Confusion is natural: don’t fight it – use it.
It is quite natural to be confused or feel awkward when dealing with a new concept or skill. And it is quite natural to resent feeling confused. But the bottom line is that confusion and awkwardness are natural. And one of the best ways to make learning more powerful is to make confusion a friend – both for you and your kids.
The hidden obstacle posed by confusion
Most of us have grown up with the notion that there is something wrong with us when we feel confused – as though we are not as intelligent or as competent as we “should” be. But if we think about it for a moment, feeling confused just means that we don’t understand. And the whole point of learning is to come to understand new things that we don’t initially understand. So feeling confused or not competent is simply a natural, normal, appropriate indicator of a need for some learning.

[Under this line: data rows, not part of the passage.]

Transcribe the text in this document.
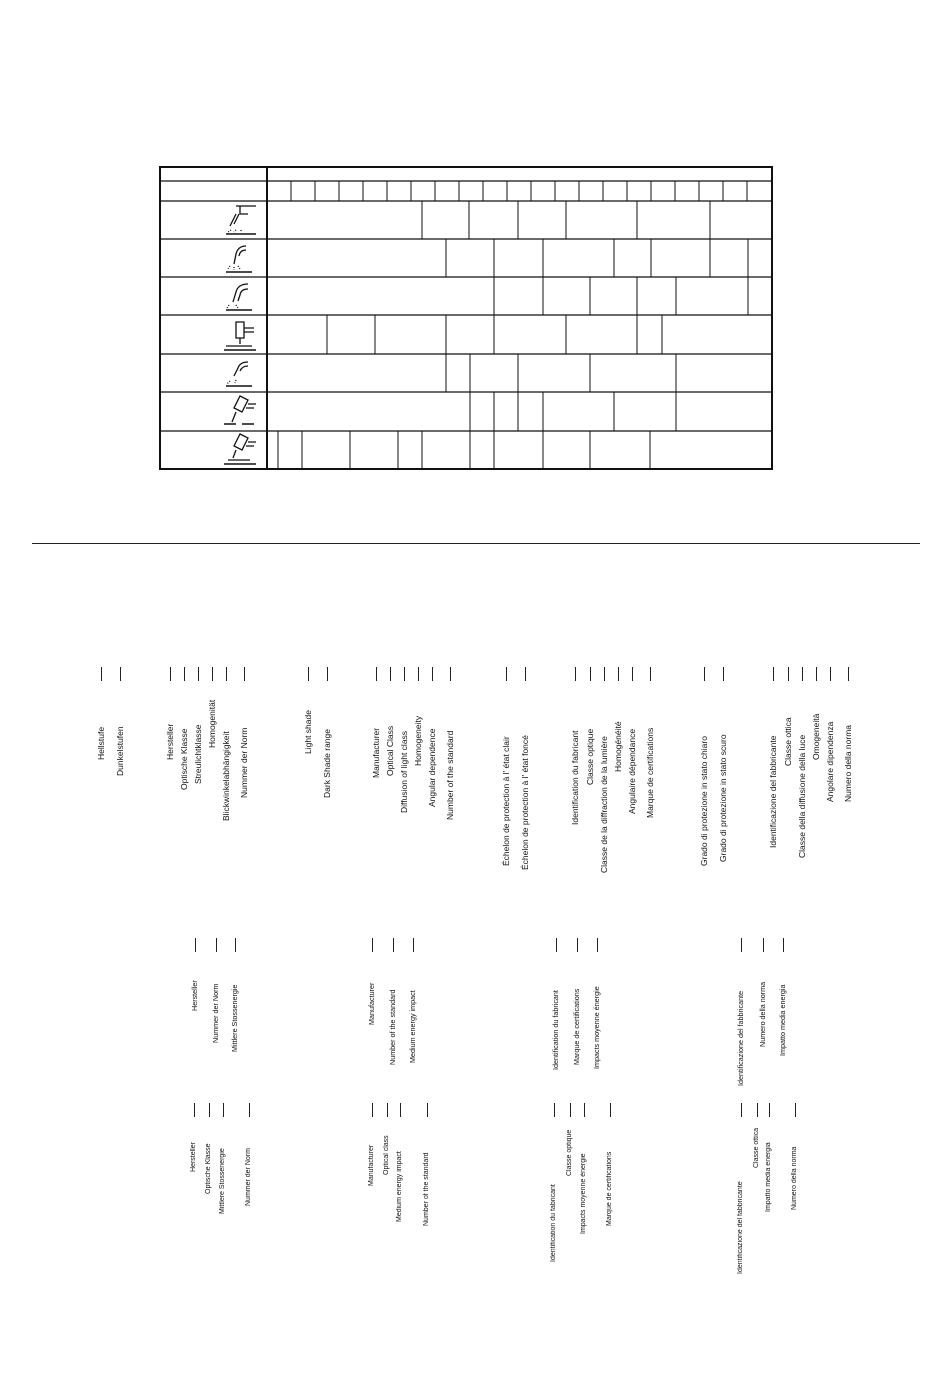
Hellstufe Dunkelstufen	Hersteller Optische Klasse Streulichtklasse
Homogenität
Blickwinkelabhängigkeit Nummer der Norm	Light shade Dark Shade range	Manufacturer Optical Class Diffusion of light class Homogeneity Angular dependence Number of the standard	Échelon de protection à l' état clair Échelon de protection à l' état foncé	Identification du fabricant Classe optique Classe de la diffraction de la lumière Homogénéité Angulaire dépendance Marque de certifications	Grado di protezione in stato chiaro Grado di protezione in stato scuro	Identificazione del fabbricante Classe ottica Classe della diffusione della luce Omogeneità Angolare dipendenza Numero della norma
Hersteller Nummer der Norm Mittlere Stossenergie	Manufacturer Number of the standard Medium energy impact	Identification du fabricant Marque de certifications Impacts moyenne énergie	Identificazione del fabbricante Numero della norma Impatto media energia
Hersteller Optische Klasse Mittlere Stossenergie	Nummer der Norm	Manufacturer Optical class Medium energy impact	Number of the standard	Identification du fabricant
Classe optique
Impacts moyenne énergie	Marque de certifications	Identificazione del fabbricante
Classe ottica Impatto media energia	Numero della norma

I’ve been through this in many ways. As a kid in school I knew I ought to love math, but it was difficult to “get” it, even though I loved physics. Later in life when I was first introduced to computers, programming felt awkward, even though I ultimately became the education manager of a software company. In both cases, and many more, I “fought” the confusion, even though I ended up prevailing. It just never dawned on me that I was simply approaching learning in the wrong way.
It has been a huge relief over the years to get a handle on what confusion was actually telling me, and then to work out how to handle it to improve my learning.

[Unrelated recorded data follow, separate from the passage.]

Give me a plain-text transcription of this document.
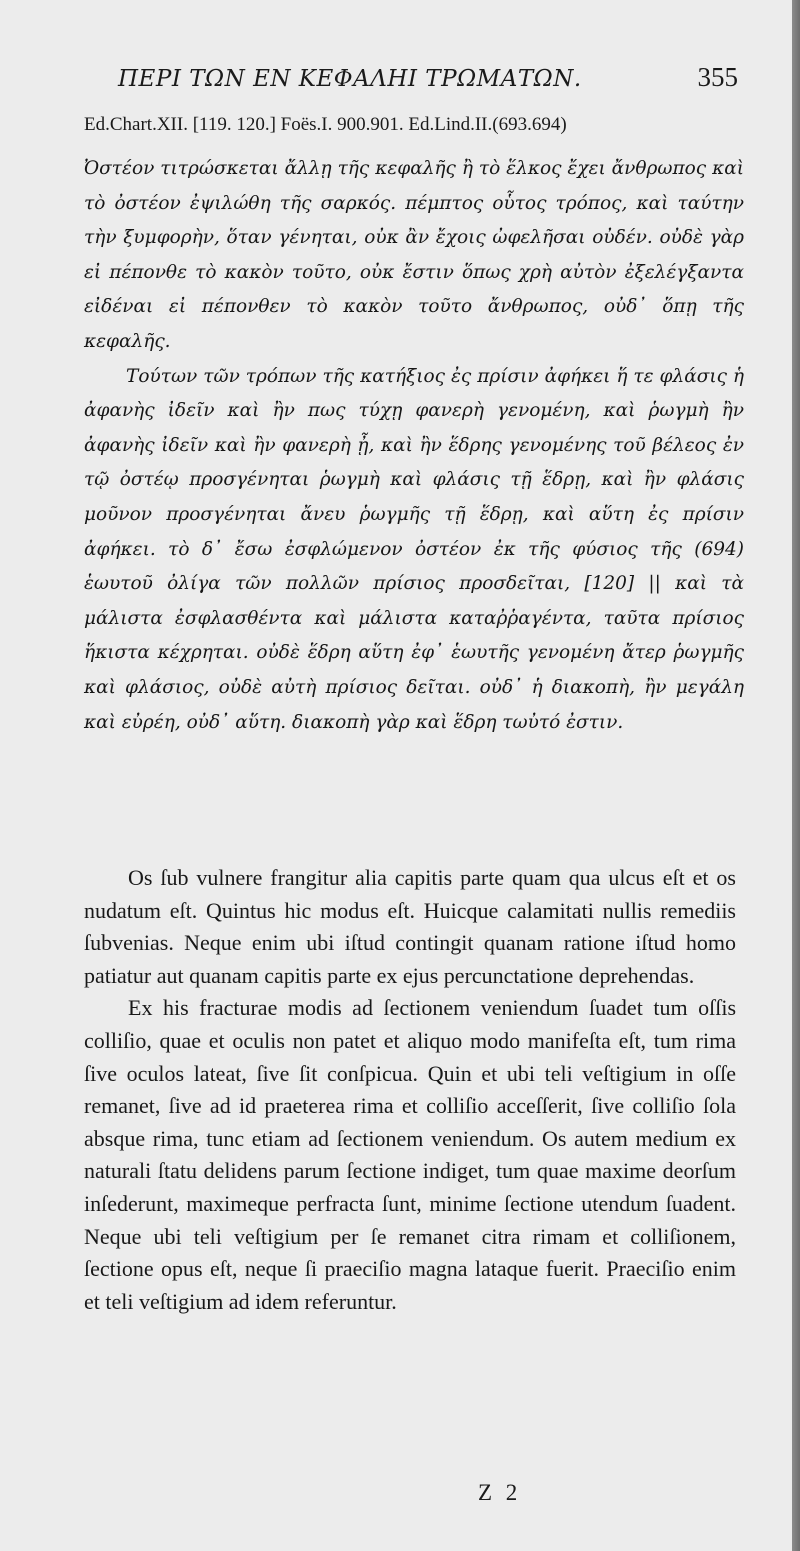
ΠΕΡΙ ΤΩΝ ΕΝ ΚΕΦΑΛΗΙ ΤΡΩΜΑΤΩΝ.	355
Ed.Chart.XII. [119. 120.] Foës.I. 900.901. Ed.Lind.II.(693.694)

Ὀστέον τιτρώσκεται ἄλλῃ τῆς κεφαλῆς ἢ τὸ ἕλκος ἔχει ἄνθρωπος καὶ τὸ ὀστέον ἐψιλώθη τῆς σαρκός. πέμπτος οὗτος τρόπος, καὶ ταύτην τὴν ξυμφορὴν, ὅταν γένηται, οὐκ ἂν ἔχοις ὠφελῆσαι οὐδέν. οὐδὲ γὰρ εἰ πέπονθε τὸ κακὸν τοῦτο, οὐκ ἔστιν ὅπως χρὴ αὐτὸν ἐξελέγξαντα εἰδέναι εἰ πέπονθεν τὸ κακὸν τοῦτο ἄνθρωπος, οὐδ᾽ ὅπῃ τῆς κεφαλῆς.

Τούτων τῶν τρόπων τῆς κατήξιος ἐς πρίσιν ἀφήκει ἥ τε φλάσις ἡ ἀφανὴς ἰδεῖν καὶ ἢν πως τύχῃ φανερὴ γενομένη, καὶ ῥωγμὴ ἢν ἀφανὴς ἰδεῖν καὶ ἢν φανερὴ ᾖ, καὶ ἢν ἕδρης γενομένης τοῦ βέλεος ἐν τῷ ὀστέῳ προσγένηται ῥωγμὴ καὶ φλάσις τῇ ἕδρῃ, καὶ ἢν φλάσις μοῦνον προσγένηται ἄνευ ῥωγμῆς τῇ ἕδρῃ, καὶ αὕτη ἐς πρίσιν ἀφήκει. τὸ δ᾽ ἔσω ἐσφλώμενον ὀστέον ἐκ τῆς φύσιος τῆς (694) ἑωυτοῦ ὀλίγα τῶν πολλῶν πρίσιος προσδεῖται, [120] || καὶ τὰ μάλιστα ἐσφλασθέντα καὶ μάλιστα καταῤῥαγέντα, ταῦτα πρίσιος ἥκιστα κέχρηται. οὐδὲ ἕδρη αὕτη ἐφ᾽ ἑωυτῆς γενομένη ἄτερ ῥωγμῆς καὶ φλάσιος, οὐδὲ αὐτὴ πρίσιος δεῖται. οὐδ᾽ ἡ διακοπὴ, ἢν μεγάλη καὶ εὐρέη, οὐδ᾽ αὕτη. διακοπὴ γὰρ καὶ ἕδρη τωὐτό ἐστιν.

Os ſub vulnere frangitur alia capitis parte quam qua ulcus eſt et os nudatum eſt. Quintus hic modus eſt. Huicque calamitati nullis remediis ſubvenias. Neque enim ubi iſtud contingit quanam ratione iſtud homo patiatur aut quanam capitis parte ex ejus percunctatione deprehendas.

Ex his fracturae modis ad ſectionem veniendum ſuadet tum oſſis colliſio, quae et oculis non patet et aliquo modo manifeſta eſt, tum rima ſive oculos lateat, ſive ſit conſpicua. Quin et ubi teli veſtigium in oſſe remanet, ſive ad id praeterea rima et colliſio acceſſerit, ſive colliſio ſola absque rima, tunc etiam ad ſectionem veniendum. Os autem medium ex naturali ſtatu delidens parum ſectione indiget, tum quae maxime deorſum inſederunt, maximeque perfracta ſunt, minime ſectione utendum ſuadent. Neque ubi teli veſtigium per ſe remanet citra rimam et colliſionem, ſectione opus eſt, neque ſi praeciſio magna lataque fuerit. Praeciſio enim et teli veſtigium ad idem referuntur.

Z 2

What, then, is the real problem, the hidden obstacle? It’s NOT confusion itself. It’s the pressure we put on ourselves when we feel confused or awkward. That pressure operates a little bit like stress generally – sometimes even leading us to feel so helpless that something like the survival response kicks in. And then it’s almost as though a learning channel closes.
When confusion (or stress or fear about results) kicks in, we feel a greater sense of urgency and obligation. We strive to make the learning happen more quickly. And at its worst, we literally lose access to some of our own intellectual and creative capacity!
The first way out: Use all of you – body, brain, and mind
The first secret to actually befriending confusion and learning more effectively is to grasp that we learn with the whole body, brain and mind – with every piece and part of us. After all, that’s how kids master their native language or the culture of birth. So lets capitalize on what we could all do naturally as kids, when confusion just meant that we did not know it yet.
Two useful strategies
I introduced the first strategy in my previous post when I suggested that we begin to learn new ideas or skills by using a goal based scenario. This is a simple, meaningful project that naturally organizes the material that we ultimately want to master. I used the example of business executives learning accounting by pretending to be 14 again and operating a lemonade stand.
A second strategy is look for something about the new ideas or new skills that is innately interesting to you. That interest, all by itself, helps you begin to organize ideas and processes in your own mind and so helps to reduce confusion.
In chapter 5 of my e-book on Powerful Learning, I talk about a friend of mine who wanted to learn Italian. Her approach? Because she loves to cook she started to focus on Italian cooking, even playing some music by Bocelli and others at full volume while she cooked! She wanted to speak the language of the food that she loved! And . . . when she used this passion as her focus, a huge amount of the language and vocabulary of fine dining came to her more easily.”
She used her own passion as a natural organizer of a new field of learning. Rather than feeling annoyed by feeling confused, she took some confusion and uncertainty for granted, and enjoyed her slowly emerging competence.
When that happens, the development of the new skill or understanding become less of a battle and more of a dance or a game. And learning is so much easier when the glitches and things that don’t work or make sense are just felt as interesting interludes along the way.